Some of the earliest arrivals took jobs as domestics, but many others came here for a college education. The Howard University Alumni Association in Jamaica, for example, is a long-established organization, and the Howard staff has featured a large proportion of Jamaican natives, including the dean of the graduate school of arts and sciences, the former chairmen of the economics and zoology departments, and professors in political science and sociology.

"The Washington area is traditionally a college mecca for Jamaicans," said Jamaican native Bancroft Gordon, an all-America soccer star and Phi Beta Kappa at Howard who is now a lawyer with one of the region's largest law firms.

"We cannot dispute the facts about the recent crimes," Gordon, 30, said yesterday, "but there is a potential problem of xenophobia, of labeling people by their accents."

That, apparently, is already happening to an extent.

"Especially in the university halls, I hear the students complaining," said Dorith Grant-Wisdom, who left Jamaica in 1977 and is now an assistant professor of political science at Howard. "Caribbeans in general and Jamaicans in particular -- if you have an island accent, it's just assumed you're part of the typical criminal element."

In the past two years, the D.C. government has come under fire for its handling of the February 1986 drug crackdown called Operation Caribbean Cruise, which targeted alleged drug dealers from Caribbean countries and particularly Jamaican members of the Rastafarian religious sect. Last year, 33 people whose homes were raided during the ill-fated operation sued the D.C. government in U.S. District Court for "a vicious and unwarranted attack on innocent members of the black community," the suit said.

"We are concerned about the quickness of the media to attribute crimes to Jamaicans, to blame an expatriate group for this antisocial behavior -- not just the media, but the city government," said Ransford W. Palmer, 48, a Jamaican who teaches economics at Howard. "But when you look at the history of immigration here, pick out one group, the Italians. We know about the violence, the history of the Mafia. But we also know about {Lee} Iacocca and {Mario} Cuomo."

Still, it is the Jamaicans who are currently the topic of conversation, and Ethel Prussia said she is upset by the insinuations.

With her two sons, Prussia owns and operates Jamaica Joe, a homey, inexpensive restaurant in Silver Spring that features curried goat, jerk chicken and oxtail soup. The walls are covered with posters of bikini-clad women on Jamaican beaches -- "There's No Place Like Home -- Jamaica" -- and the green, black and yellow Jamaican flag. The menu, which warns patrons to use the Jamaican Hell Fire Sauce cautiously, also includes the full text of the Jamaican national anthem.

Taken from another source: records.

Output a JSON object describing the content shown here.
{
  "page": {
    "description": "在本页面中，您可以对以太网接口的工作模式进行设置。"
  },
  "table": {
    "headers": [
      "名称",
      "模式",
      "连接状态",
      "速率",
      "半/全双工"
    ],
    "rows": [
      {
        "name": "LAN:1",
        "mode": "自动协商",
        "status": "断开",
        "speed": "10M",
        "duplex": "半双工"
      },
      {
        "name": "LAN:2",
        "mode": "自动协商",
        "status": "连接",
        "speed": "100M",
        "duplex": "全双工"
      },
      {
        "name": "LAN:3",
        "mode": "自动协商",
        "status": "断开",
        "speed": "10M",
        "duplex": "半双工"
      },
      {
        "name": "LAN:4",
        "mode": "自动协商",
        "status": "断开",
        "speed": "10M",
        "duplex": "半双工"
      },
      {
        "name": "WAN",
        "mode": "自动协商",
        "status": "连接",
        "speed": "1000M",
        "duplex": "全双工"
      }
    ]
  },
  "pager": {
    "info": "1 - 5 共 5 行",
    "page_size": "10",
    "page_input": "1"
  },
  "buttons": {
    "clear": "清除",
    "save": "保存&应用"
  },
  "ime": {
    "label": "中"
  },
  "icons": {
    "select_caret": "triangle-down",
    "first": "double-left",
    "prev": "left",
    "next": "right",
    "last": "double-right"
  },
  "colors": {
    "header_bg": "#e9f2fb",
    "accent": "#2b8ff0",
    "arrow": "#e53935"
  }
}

"I don't think the criminals are Jamaicans alone. I think they are a whole lot of people," said Prussia, who was a supervisor in a shoe plant before she left Jamaica 10 years ago for "adventure." "Most of us are quiet, nice people not involved in anything but hard work and pride for our country."

Her son, Gary Prussia, 30, said that some of his schoolmates have died here in drug-related shootings. At nightspots frequented by Jamaicans, everyone is talking about the violence, he said. Prussia has his own theory of what is happening.

"The older group of Jamaicans is looking for success," he said. "The younger group is also looking for success. They just want it the fast way."